I thought this was a good message especially in this time of divided politics, divided churches, and divided neighborhoods. Some things are just not funny, or helpful.
October 30, 2008
PC(USA) stated clerk denounces effigies depicting political candidates
by Evan Silverstein
Presbyterian News Service
LOUISVILLE — The Rev. Gradye Parsons, stated clerk of the General Assembly of the Presbyterian Church (U.S.A.), has issued a statement condemning the hanging of effigies of Democratic presidential candidate Barack Obama and Republican vice presidential nominee Sarah Palin.
The Rev. Gradye Parsons
Earlier this week, an effigy of Palin with a noose around its neck was hung at a home in West Hollywood, CA, as part of a Halloween display. Meanwhile, Obama effigies turned up Wednesday (Oct. 29) at the University of Kentucky in Lexington and outside a home in southern Indiana.
“A threatening symbolic attack on any candidate stands out as a grotesque throwback to a time when such brutality could be threatened with impunity,” Parsons said in his Oct. 30 statement.
University of Kentucky and Lexington police were trying to determine who hung the mannequin lookalike of Obama from a tree on campus, and the U.S. Secret Service has been notified.
In Clarksville, IN, Kirk Deddo said that he strung an inflatable doll made to look like Obama from a tree on his front lawn to express his opposition to the Illinois senator’s presidential candidacy, and that the act was not racially motivated, according to The (Louisville) Courier-Journal.
Clark County (IN) Chief Deputy Prosecutor Jeremy Mull said after making a brief legal search that the effigy “does not appear to be in violation of any Indiana criminal statute,” the newspaper reported.
News of the effigies came a few weeks after an Obama doll was found dangling from a tree at George Fox University.

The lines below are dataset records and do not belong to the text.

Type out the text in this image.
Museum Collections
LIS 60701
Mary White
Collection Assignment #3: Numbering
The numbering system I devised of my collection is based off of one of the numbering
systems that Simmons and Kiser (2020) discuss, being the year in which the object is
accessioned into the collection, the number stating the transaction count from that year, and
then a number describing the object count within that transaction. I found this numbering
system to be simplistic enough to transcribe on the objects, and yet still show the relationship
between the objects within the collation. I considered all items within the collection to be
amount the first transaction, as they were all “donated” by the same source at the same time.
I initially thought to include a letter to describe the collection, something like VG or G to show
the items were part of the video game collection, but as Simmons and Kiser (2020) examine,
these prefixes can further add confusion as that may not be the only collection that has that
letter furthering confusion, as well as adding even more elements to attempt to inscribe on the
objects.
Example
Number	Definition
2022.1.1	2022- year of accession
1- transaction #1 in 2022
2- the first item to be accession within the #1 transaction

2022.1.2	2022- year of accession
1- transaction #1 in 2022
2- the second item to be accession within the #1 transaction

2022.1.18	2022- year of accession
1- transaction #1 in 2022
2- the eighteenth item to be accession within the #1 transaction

Officials at the small Christian college in Newberg, OR, announced this week that it would punish four students who admitted to being responsible for the incident.

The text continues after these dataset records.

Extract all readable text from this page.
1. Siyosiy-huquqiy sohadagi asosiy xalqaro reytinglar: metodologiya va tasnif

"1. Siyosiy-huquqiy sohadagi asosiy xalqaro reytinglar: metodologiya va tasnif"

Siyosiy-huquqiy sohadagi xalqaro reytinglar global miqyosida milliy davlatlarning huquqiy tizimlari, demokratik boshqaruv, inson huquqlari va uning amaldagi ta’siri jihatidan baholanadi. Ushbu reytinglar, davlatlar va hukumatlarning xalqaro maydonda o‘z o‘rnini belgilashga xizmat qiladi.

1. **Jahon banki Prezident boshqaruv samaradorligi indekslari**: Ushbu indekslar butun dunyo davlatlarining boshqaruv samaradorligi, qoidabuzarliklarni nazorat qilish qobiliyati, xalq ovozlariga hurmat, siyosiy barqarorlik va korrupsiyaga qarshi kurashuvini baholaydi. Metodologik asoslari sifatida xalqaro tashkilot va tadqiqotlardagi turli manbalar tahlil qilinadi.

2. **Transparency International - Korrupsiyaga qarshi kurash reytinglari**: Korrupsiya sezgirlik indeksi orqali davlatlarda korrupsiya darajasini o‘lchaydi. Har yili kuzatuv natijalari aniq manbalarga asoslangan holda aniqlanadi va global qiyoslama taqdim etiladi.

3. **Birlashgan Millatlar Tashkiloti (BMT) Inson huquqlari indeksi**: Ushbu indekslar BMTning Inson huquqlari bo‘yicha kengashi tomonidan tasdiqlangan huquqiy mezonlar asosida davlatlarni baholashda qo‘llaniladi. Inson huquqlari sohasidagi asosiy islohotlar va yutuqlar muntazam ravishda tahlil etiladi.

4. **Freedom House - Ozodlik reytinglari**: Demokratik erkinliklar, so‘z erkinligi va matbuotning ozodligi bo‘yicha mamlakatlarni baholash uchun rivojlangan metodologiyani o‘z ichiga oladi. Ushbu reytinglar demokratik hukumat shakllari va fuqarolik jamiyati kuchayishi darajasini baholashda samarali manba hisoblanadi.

The FBI and police in Los Angeles said they aren’t treating the Palin effigy as a hate crime because it was part of a Halloween display.
The full text of Parsons’ statement:
We share with countless others a particular sadness that effigies of Barack Obama and Sarah Palin have been found with nooses around their necks. A threatening symbolic attack on any candidate stands out as a grotesque throwback to a time when such brutality could be threatened with impunity. We appreciate the efforts of others to denounce this offense and reaffirm the effective ideals which govern our civil society.

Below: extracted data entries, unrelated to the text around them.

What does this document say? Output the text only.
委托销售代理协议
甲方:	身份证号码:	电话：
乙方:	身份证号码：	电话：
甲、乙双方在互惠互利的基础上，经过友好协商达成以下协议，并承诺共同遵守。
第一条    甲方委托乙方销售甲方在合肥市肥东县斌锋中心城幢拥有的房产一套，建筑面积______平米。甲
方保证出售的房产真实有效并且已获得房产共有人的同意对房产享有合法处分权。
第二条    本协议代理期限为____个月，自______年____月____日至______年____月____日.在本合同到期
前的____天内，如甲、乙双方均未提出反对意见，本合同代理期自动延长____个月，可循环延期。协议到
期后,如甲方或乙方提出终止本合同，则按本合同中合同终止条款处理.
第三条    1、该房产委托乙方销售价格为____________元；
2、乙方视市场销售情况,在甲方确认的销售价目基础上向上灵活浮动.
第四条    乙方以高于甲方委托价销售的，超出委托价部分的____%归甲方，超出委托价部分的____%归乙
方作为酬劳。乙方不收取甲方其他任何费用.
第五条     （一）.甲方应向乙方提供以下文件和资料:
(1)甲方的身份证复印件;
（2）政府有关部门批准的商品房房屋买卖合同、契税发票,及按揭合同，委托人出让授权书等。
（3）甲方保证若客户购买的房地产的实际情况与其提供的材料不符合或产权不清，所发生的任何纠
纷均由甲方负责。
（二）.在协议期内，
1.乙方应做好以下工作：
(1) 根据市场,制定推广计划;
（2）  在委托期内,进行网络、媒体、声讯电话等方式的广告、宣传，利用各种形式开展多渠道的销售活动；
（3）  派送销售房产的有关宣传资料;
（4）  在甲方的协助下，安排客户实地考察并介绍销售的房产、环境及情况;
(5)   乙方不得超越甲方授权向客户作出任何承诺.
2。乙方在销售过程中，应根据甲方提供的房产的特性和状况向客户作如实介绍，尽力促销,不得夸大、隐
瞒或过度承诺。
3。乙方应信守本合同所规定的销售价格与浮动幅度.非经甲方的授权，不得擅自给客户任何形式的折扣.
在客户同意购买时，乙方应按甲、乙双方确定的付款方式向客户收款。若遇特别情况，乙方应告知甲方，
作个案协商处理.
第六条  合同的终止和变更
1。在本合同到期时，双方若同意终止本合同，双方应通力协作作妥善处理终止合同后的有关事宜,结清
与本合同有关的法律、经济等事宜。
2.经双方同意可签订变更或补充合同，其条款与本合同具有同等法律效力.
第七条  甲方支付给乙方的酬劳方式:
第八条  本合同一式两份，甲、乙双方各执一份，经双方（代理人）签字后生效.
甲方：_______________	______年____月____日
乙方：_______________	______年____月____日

On the eve of a popular “scary” holiday, however, we also encourage all citizens to “take the noose out of Halloween,” as the display of hung figures can engender a moral numbness to actual tragedy and dishonor. While for some the noose is a painful reminder of the contemporary incidence of suicide, its associations with racial injustice and vigilante mobs remain too strong to ignore.
One of our Church’s statements of faith, the Confession of 1967, affirms that God “breaks down every form of discrimination based on racial or ethnic difference, real or imaginary. … Therefore the church labors for the abolition of all racial discrimination and ministers to those injured by it.” Whichever way our national presidential election may go, we encourage all citizens to respond to the “better angels of our nature” in repudiating such threatening gestures.